12

La expresión de sorpresa y un movimiento extraño captado de reojo —Nora escondía unos papeles debajo del teclado del ordenador—, quedaron grabados en la mente de Amalia, donde seguirían varias horas después de que, al abrir la puerta del despacho y encontrarla dentro, su hermana le dijera un también intrascendente:

—¡Oh! No sabía que estabas aquí.

Los dos gestos le parecieron sospechosos. Deformación profesional, dirían unos; su autoimpuesta misión de vigilar a su hermana, enferma, adicta, habría respondido Amalia si hubiera podido contárselo a alguien.

—¿Qué haces?

—Revisando unos datos.

La sospecha podría haberse muerto de inocuidad congénita, pero Nora la miró con desconfianza, algo molesta incluso, al preguntar:

—¿Por qué lo quieres saber?

—Nada —se oyó a sí misma decir a lo lejos, como si alguien muy precavido usara su voz para evitar poner a Nora en guardia.

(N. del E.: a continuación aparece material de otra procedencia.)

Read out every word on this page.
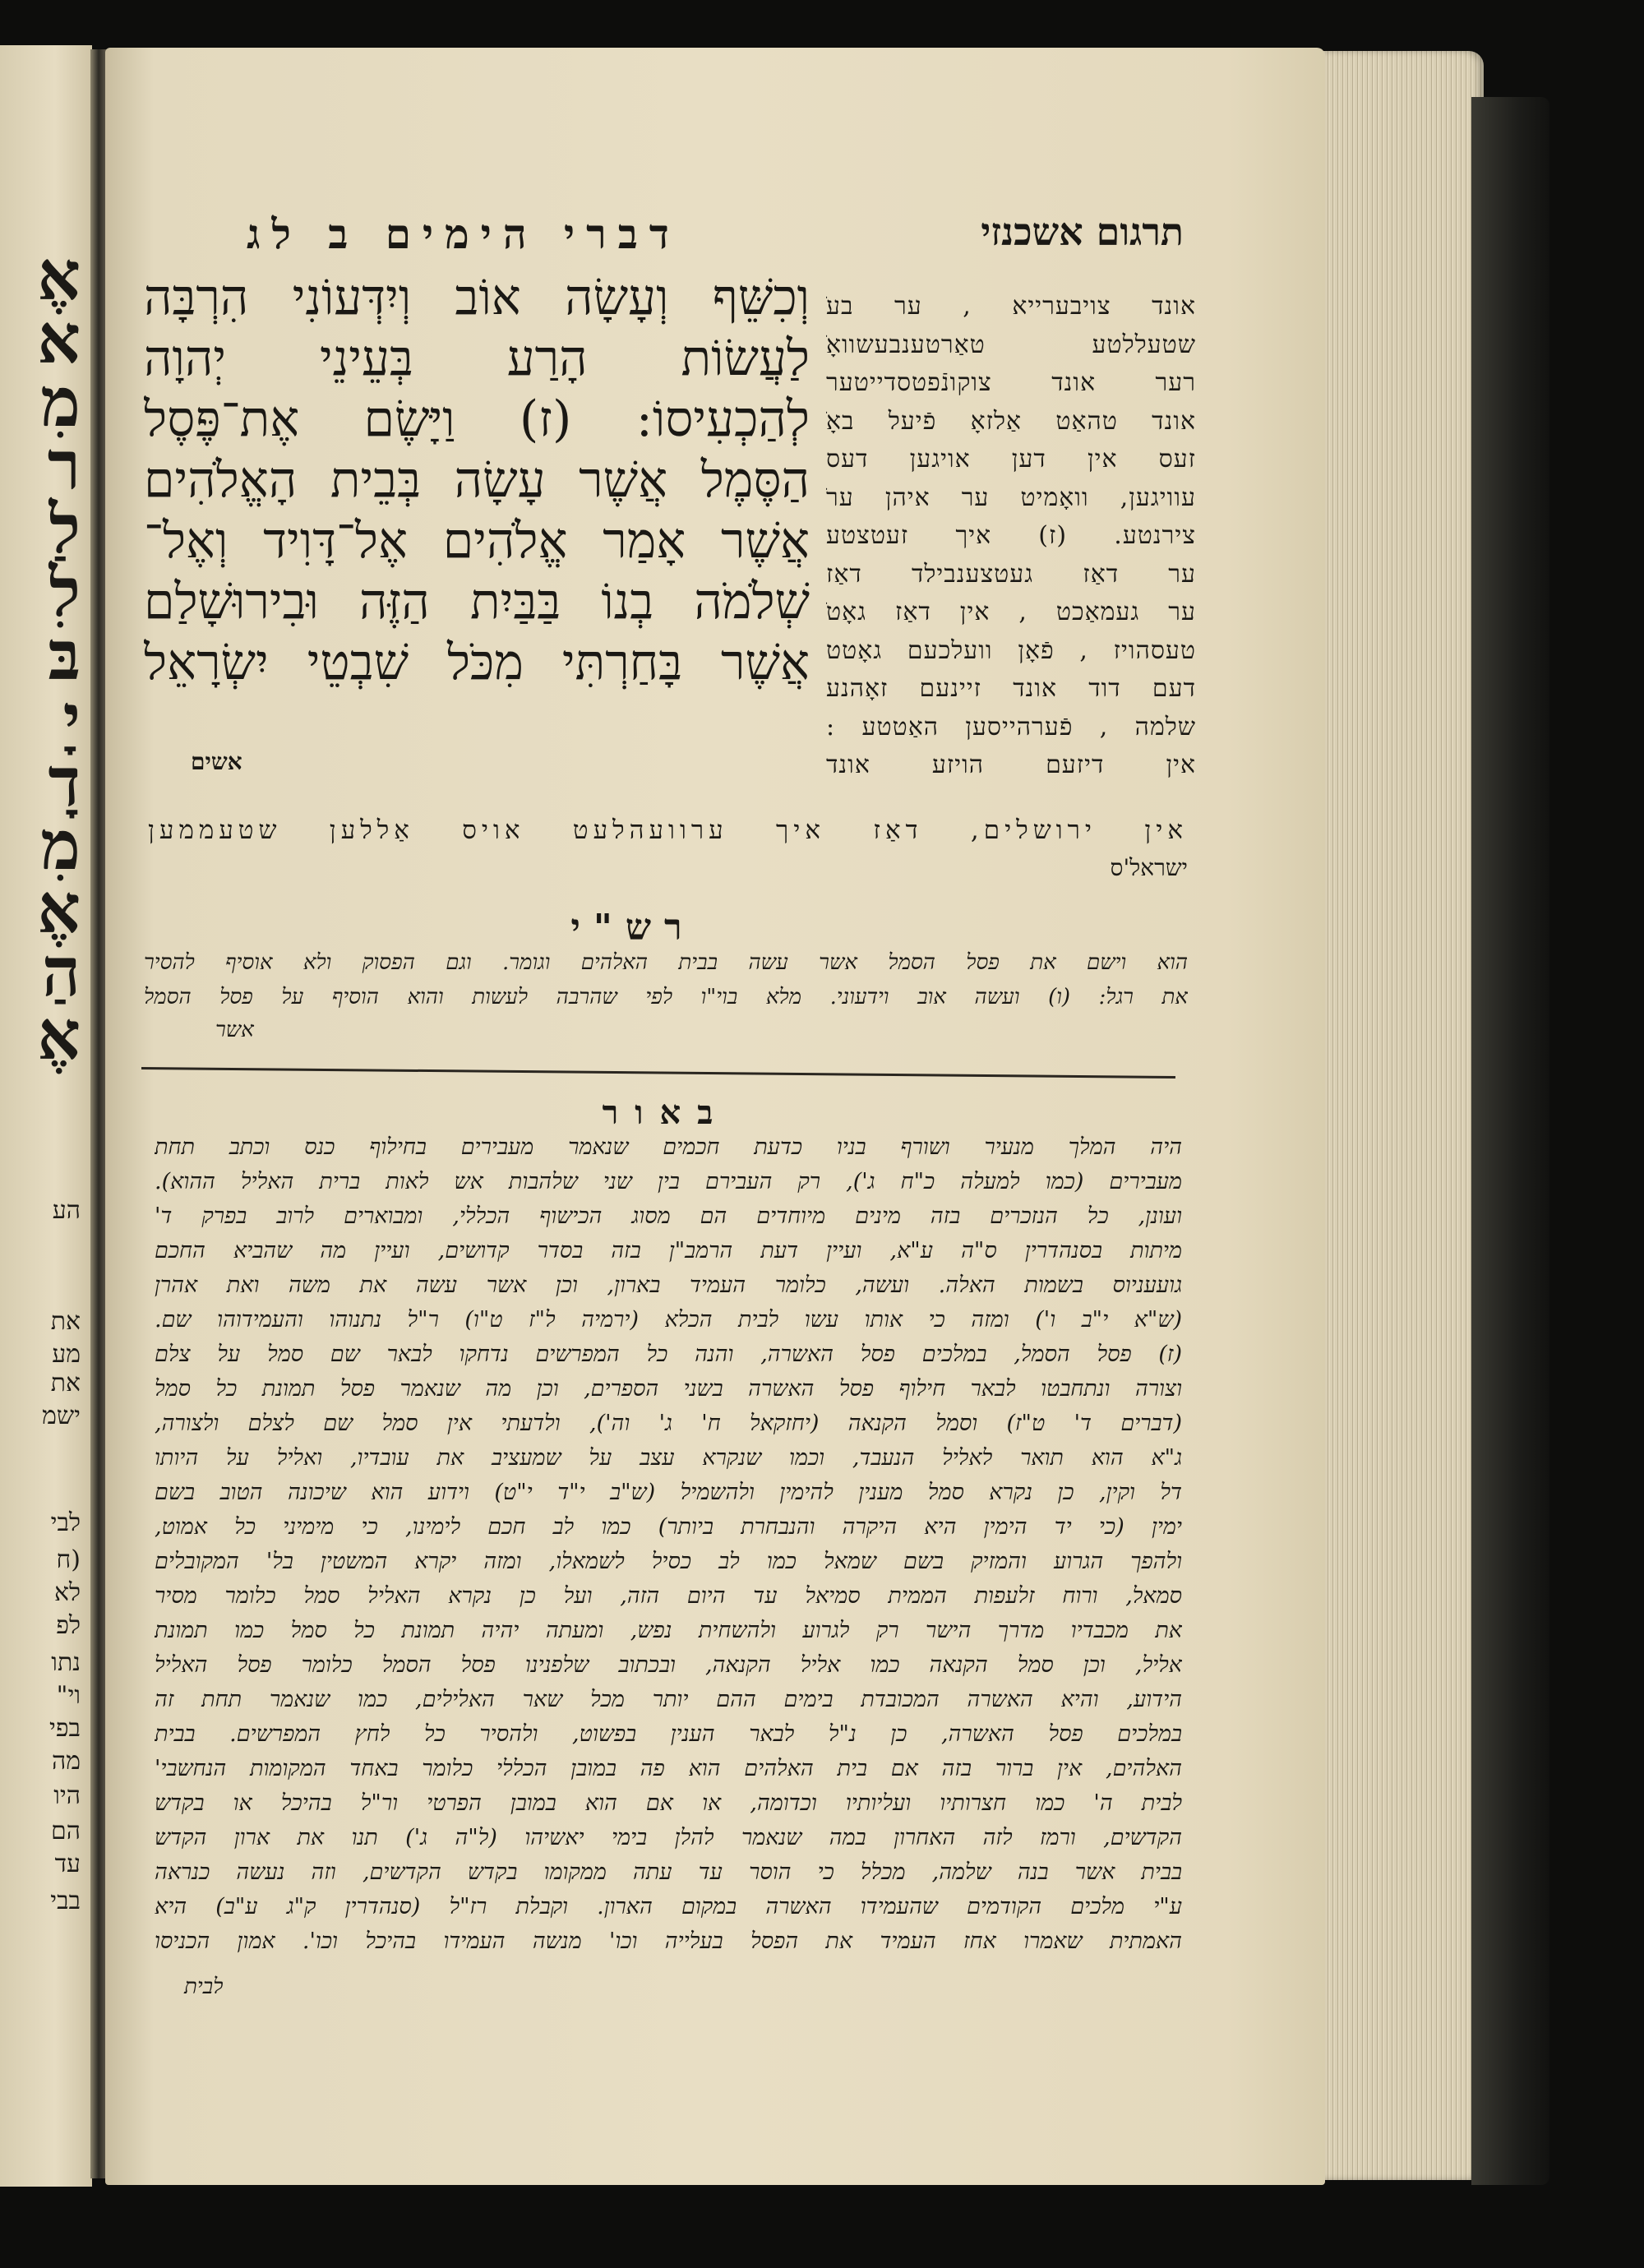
אֶ
א
מִ
ר
לַ
לִ
בּ
יָ
דָ
מִ
אֶ
הַ
אֶ
הע
את
מע
את
ישמ
לבי
(ח
לא
לפ
נתו
וי"
בפי
מה
היו
הם
עד
בבי
דברי הימים ב לג	תרגום אשכנזי
וְכִשֵּׁף וְעָשָׂה אוֹב וְיִדְּעוֹנִי הִרְבָּה
לַעֲשׂוֹת הָרַע בְּעֵינֵי יְהוָה
לְהַכְעִיסוֹ: (ז) וַיָּשֶׂם אֶת־פֶּסֶל
הַסֶּמֶל אֲשֶׁר עָשָׂה בְּבֵית הָאֱלֹהִים
אֲשֶׁר אָמַר אֱלֹהִים אֶל־דָּוִיד וְאֶל־
שְׁלֹמֹה בְנוֹ בַּבַּיִת הַזֶּה וּבִירוּשָׁלַם
אֲשֶׁר בָּחַרְתִּי מִכֹּל שִׁבְטֵי יִשְׂרָאֵל
אשים
אונד צויבערייא , ער בעׂ
שטעללטע טאַרטענבעשוואָׂ
רער אונד צוקונֿפטסדייטער
אונד טהאַט אַלזאָ פֿיעל באָׂ
זעס אין דען אויגען דעס
עוויגען, וואָמיט ער איהן ערׂ
צירנטע. (ז) איך זעטצטע
ער דאַז געטצענבילד דאַז
ער געמאַכט , אין דאַז גאָטׂ
טעסהויז , פֿאָן וועלכעם גאָטט
דעם דוד אונד זיינעם זאָהנע
שלמה , פֿערהייסען האַטטע :
אין דיזעם הויזע אונד
אין ירושלים, דאַז איך ערוועהלעט אויס אַללען שטעממען
ישראל'ס
רש"י
הוא וישם את פסל הסמל אשר עשה בבית האלהים וגומר. וגם הפסוק ולא אוסיף להסיר
את רגל: (ו) ועשה אוב וידעוני. מלא בוי"ו לפי שהרבה לעשות והוא הוסיף על פסל הסמל
אשר
באור
היה המלך מנעיר ושורף בניו כדעת חכמים שנאמר מעבירים בחילוף כנס וכתב תחת
מעבירים (כמו למעלה כ"ח ג'), רק העבירם בין שני שלהבות אש לאות ברית האליל ההוא).
ועונן, כל הנזכרים בזה מינים מיוחדים הם מסוג הכישוף הכללי, ומבוארים לרוב בפרק ד'
מיתות בסנהדרין ס"ה ע"א, ועיין דעת הרמב"ן בזה בסדר קדושים, ועיין מה שהביא החכם
גועעניוס בשמות האלה. ועשה, כלומר העמיד בארון, וכן אשר עשה את משה ואת אהרן
(ש"א י"ב ו') ומזה כי אותו עשו לבית הכלא (ירמיה ל"ז ט"ו) ר"ל נתנוהו והעמידוהו שם.
(ז) פסל הסמל, במלכים פסל האשרה, והנה כל המפרשים נדחקו לבאר שם סמל על צלם
וצורה ונתחבטו לבאר חילוף פסל האשרה בשני הספרים, וכן מה שנאמר פסל תמונת כל סמל
(דברים ד' ט"ז) וסמל הקנאה (יחזקאל ח' ג' וה'), ולדעתי אין סמל שם לצלם ולצורה,
ג"א הוא תואר לאליל הנעבד, וכמו שנקרא עצב על שמעציב את עובדיו, ואליל על היותו
דל וקין, כן נקרא סמל מענין להימין ולהשמיל (ש"ב י"ד י"ט) וידוע הוא שיכונה הטוב בשם
ימין (כי יד הימין היא היקרה והנבחרת ביותר) כמו לב חכם לימינו, כי מימיני כל אמוט,
ולהפך הגרוע והמזיק בשם שמאל כמו לב כסיל לשמאלו, ומזה יקרא המשטין בל' המקובלים
סמאל, ורוח זלעפות הממית סמיאל עד היום הזה, ועל כן נקרא האליל סמל כלומר מסיר
את מכבדיו מדרך הישר רק לגרוע ולהשחית נפש, ומעתה יהיה תמונת כל סמל כמו תמונת
אליל, וכן סמל הקנאה כמו אליל הקנאה, ובכתוב שלפנינו פסל הסמל כלומר פסל האליל
הידוע, והיא האשרה המכובדת בימים ההם יותר מכל שאר האלילים, כמו שנאמר תחת זה
במלכים פסל האשרה, כן נ"ל לבאר הענין בפשוט, ולהסיר כל לחץ המפרשים. בבית
האלהים, אין ברור בזה אם בית האלהים הוא פה במובן הכללי כלומר באחד המקומות הנחשבי'
לבית ה' כמו חצרותיו ועליותיו וכדומה, או אם הוא במובן הפרטי ור"ל בהיכל או בקדש
הקדשים, ורמז לזה האחרון במה שנאמר להלן בימי יאשיהו (ל"ה ג') תנו את ארון הקדש
בבית אשר בנה שלמה, מכלל כי הוסר עד עתה ממקומו בקדש הקדשים, וזה נעשה כנראה
ע"י מלכים הקודמים שהעמידו האשרה במקום הארון. וקבלת רז"ל (סנהדרין ק"ג ע"ב) היא
האמתית שאמרו אחז העמיד את הפסל בעלייה וכו' מנשה העמידו בהיכל וכו'. אמון הכניסו
לבית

Dio un par de pasos hacia la mesa y vio el tercer gesto delator, muy pequeño, en apariencia insignificante. El índice que oprimía el ratón para cerrar el documento en que estaba trabajando en ese momento.

«¿Qué estás haciendo? Dime que no has empezado otra vez. Dime que esos papeles que quieres ocultarme no están llenos de notas sobre nosotros o sobre algún cliente. Dime que no lo estás haciendo otra vez.» Pero esa voz se negó a salir, se le había quedado atorada por el miedo a que la respuesta confirmara su temor.

Se despidió con torpeza y se marchó.

¡Qué poco duraban los buenos propósitos en su familia!